ANSA
La legge 40 parla di «età potenzialmente fertile» tra i requisiti previsti all’articolo 5 perché una coppia possa accedere alla fecondazione assistita, omologa o eterologa. Ma per il Tar della Lombardia sembra che questo criterio sia interpretabile non più alla lettera, se è vero – come annuncia l’Associazione radicale Luca Coscioni – che cade ora con la sentenza emessa il 19 luglio il limite di età posto a inizio 2018 dalla Regione a 43 anni per poter ottenere prestazioni di procreazione assistita eterologa (cioè con uno o entrambi i gameti forniti da persone esterne alla coppia di aspiranti genitori).

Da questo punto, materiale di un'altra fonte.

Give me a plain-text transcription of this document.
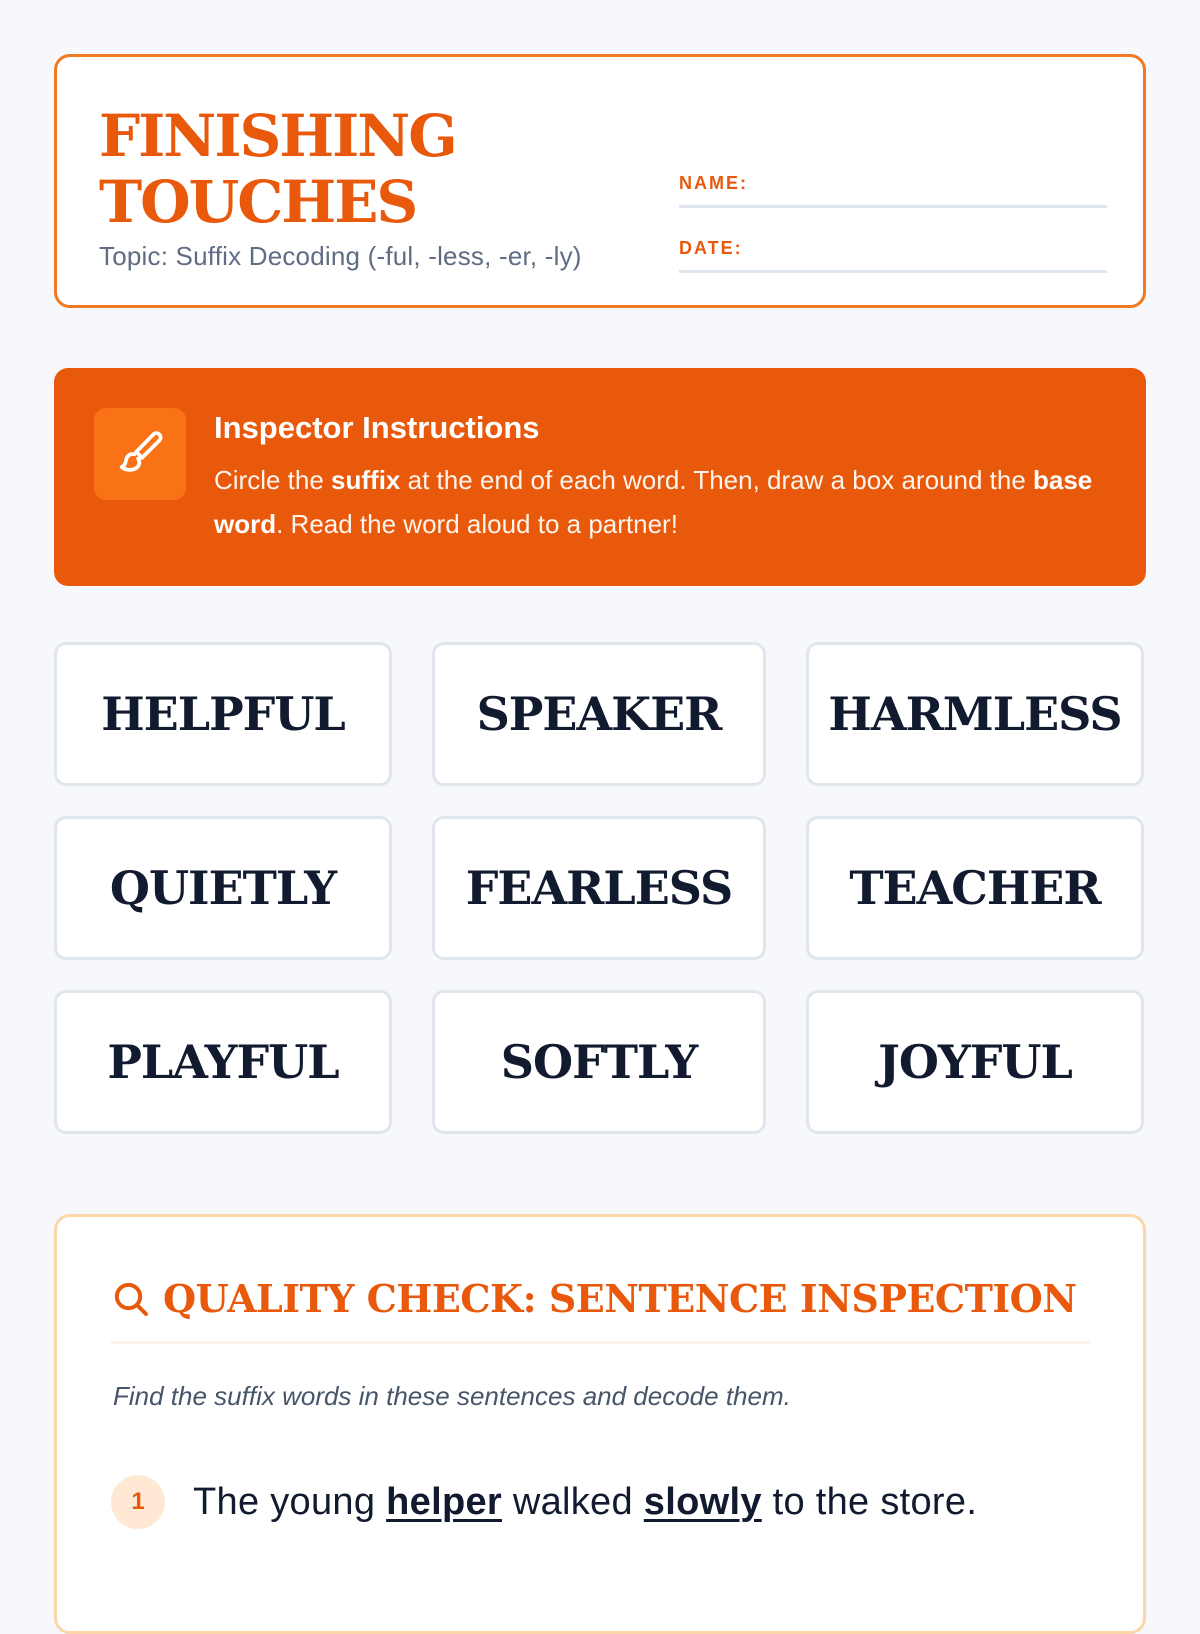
FINISHING
TOUCHES
Topic: Suffix Decoding (-ful, -less, -er, -ly)
NAME:
DATE:
Inspector Instructions
Circle the suffix at the end of each word. Then, draw a box around the base word. Read the word aloud to a partner!
HELPFUL	SPEAKER	HARMLESS
QUIETLY	FEARLESS	TEACHER
PLAYFUL	SOFTLY	JOYFUL
QUALITY CHECK: SENTENCE INSPECTION
Find the suffix words in these sentences and decode them.
1	The young helper walked slowly to the store.
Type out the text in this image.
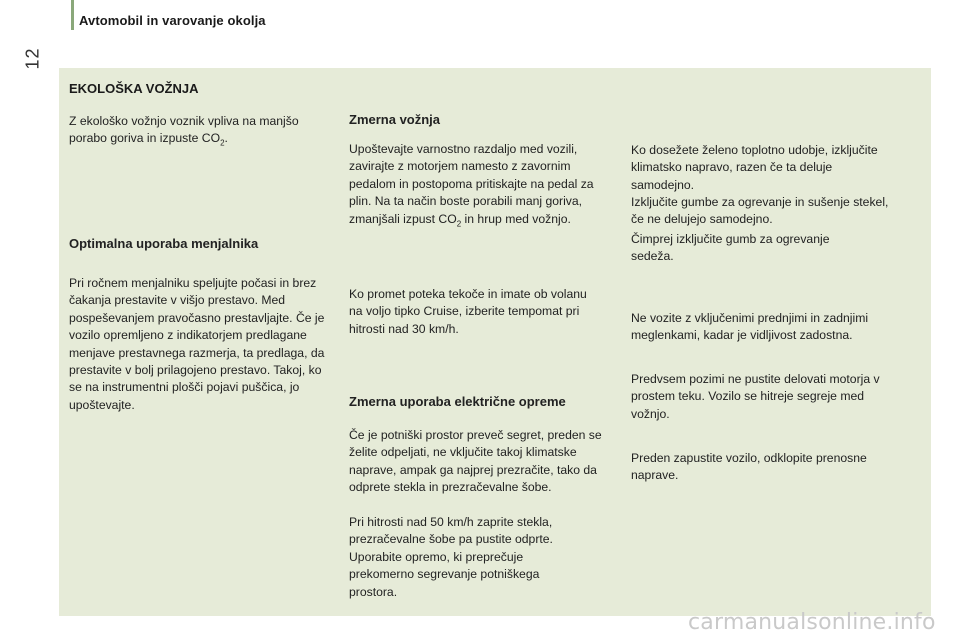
Avtomobil in varovanje okolja
12
EKOLOŠKA VOŽNJA

Z ekološko vožnjo voznik vpliva na manjšo porabo goriva in izpuste $CO_2$.

Optimalna uporaba menjalnika

Pri ročnem menjalniku speljujte počasi in brez čakanja prestavite v višjo prestavo. Med pospeševanjem pravočasno prestavljajte. Če je vozilo opremljeno z indikatorjem predlagane menjave prestavnega razmerja, ta predlaga, da prestavite v bolj prilagojeno prestavo. Takoj, ko se na instrumentni plošči pojavi puščica, jo upoštevajte.

Zmerna vožnja

Upoštevajte varnostno razdaljo med vozili, zavirajte z motorjem namesto z zavornim pedalom in postopoma pritiskajte na pedal za plin. Na ta način boste porabili manj goriva, zmanjšali izpust $CO_2$ in hrup med vožnjo.

Ko promet poteka tekoče in imate ob volanu na voljo tipko Cruise, izberite tempomat pri hitrosti nad 30 km/h.

Zmerna uporaba električne opreme

Če je potniški prostor preveč segret, preden se želite odpeljati, ne vključite takoj klimatske naprave, ampak ga najprej prezračite, tako da odprete stekla in prezračevalne šobe.

Pri hitrosti nad 50 km/h zaprite stekla, prezračevalne šobe pa pustite odprte.

Uporabite opremo, ki preprečuje prekomerno segrevanje potniškega prostora.

Ko dosežete želeno toplotno udobje, izključite klimatsko napravo, razen če ta deluje samodejno.

Izključite gumbe za ogrevanje in sušenje stekel, če ne delujejo samodejno.

Čimprej izključite gumb za ogrevanje sedeža.

Ne vozite z vključenimi prednjimi in zadnjimi meglenkami, kadar je vidljivost zadostna.

Predvsem pozimi ne pustite delovati motorja v prostem teku. Vozilo se hitreje segreje med vožnjo.

Preden zapustite vozilo, odklopite prenosne naprave.

carmanualsonline.info
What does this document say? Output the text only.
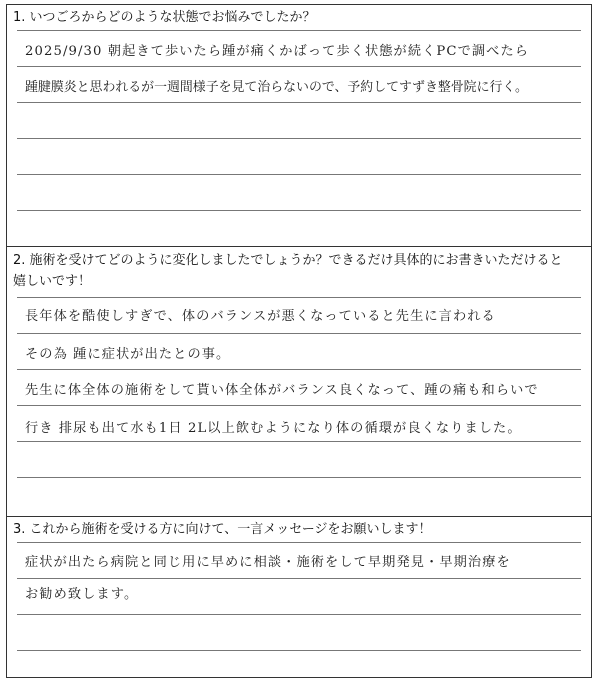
1. いつごろからどのような状態でお悩みでしたか？
2025/9/30 朝起きて歩いたら踵が痛くかばって歩く状態が続くPCで調べたら
踵腱膜炎と思われるが一週間様子を見て治らないので、予約してすずき整骨院に行く。
2. 施術を受けてどのように変化しましたでしょうか？できるだけ具体的にお書きいただけると
嬉しいです！
長年体を酷使しすぎで、体のバランスが悪くなっていると先生に言われる
その為 踵に症状が出たとの事。
先生に体全体の施術をして貰い体全体がバランス良くなって、踵の痛も和らいで
行き 排尿も出て水も1日 2L以上飲むようになり体の循環が良くなりました。
3. これから施術を受ける方に向けて、一言メッセージをお願いします！
症状が出たら病院と同じ用に早めに相談・施術をして早期発見・早期治療を
お勧め致します。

I giudici amministrativi hanno infatti accolto il ricorso degli avvocati Caliandro e Paolini annullando la delibera regionale in materia di fecondazione eterologa là dove disponeva che fosse possibile cercare un figlio con l’eterologa in strutture accreditate e col solo pagamento del ticket se l’età della donna non supera i 43 anni e fino a un massimo di tre cicli. Evidente – e ragionevole – l’obiettivo di limitare il moltiplicarsi di tentativi che già al di sopra dei 40 anni vedono le percentuali di successo ridursi al lumicino. I dati della recente relazione al Parlamento del Ministero della Salute per il 2017 dicono che su 78.366 coppie trattate e 97.888 cicli avviati i bambini nati sono stati solo 13.973. Per l’eterologa i numeri non sono dissimili: dai 6.771 cicli iniziati sono nati 1.610 bambini. E sul fattore anagrafico il Ministero parla chiaro: «All’aumentare dell’età il rapporto tra gravidanze ottenute e cicli iniziati subisce una progressiva flessione mentre il rischio che la gravidanza ottenuta non esiti in un parto aumenta. I tassi di successo diminuiscono linearmente dal 24,0% per le pazienti con meno di 35 anni al 5,7% per quelle con più di 43 anni». Non solo: «Il 53,7% delle gravidanze in donne da 43 anni in su – si legge ancora nella relazione – ha esiti negativi (aborti spontanei, gravidanze ectopiche, ecc.)».
Ecco perché la Regione Lombardia aveva saggiamente deciso di non spendere denari dei contribuenti per una tecnica che dopo i 43 anni offre percentuali di successo irrisorie, un gran numero di complicazioni (delle quali il Servizio sanitario deve ovviamente farsi carico) e un mucchio di illusioni, che spingono a riprovarci più volte visto non c’è più neppure il limite dei tre cicli. Secondo i ricorrenti, la sentenza farebbe giustizia della differenza di trattamento tra donne in base all’età. Ma il diritto a volte sembra litigare con la scienza. Che la fertilità decresca con l’aumentare dell’età non è un’ingiusta discriminazione: è un fatto naturale. E nessuna sentenza può cambiare le cose.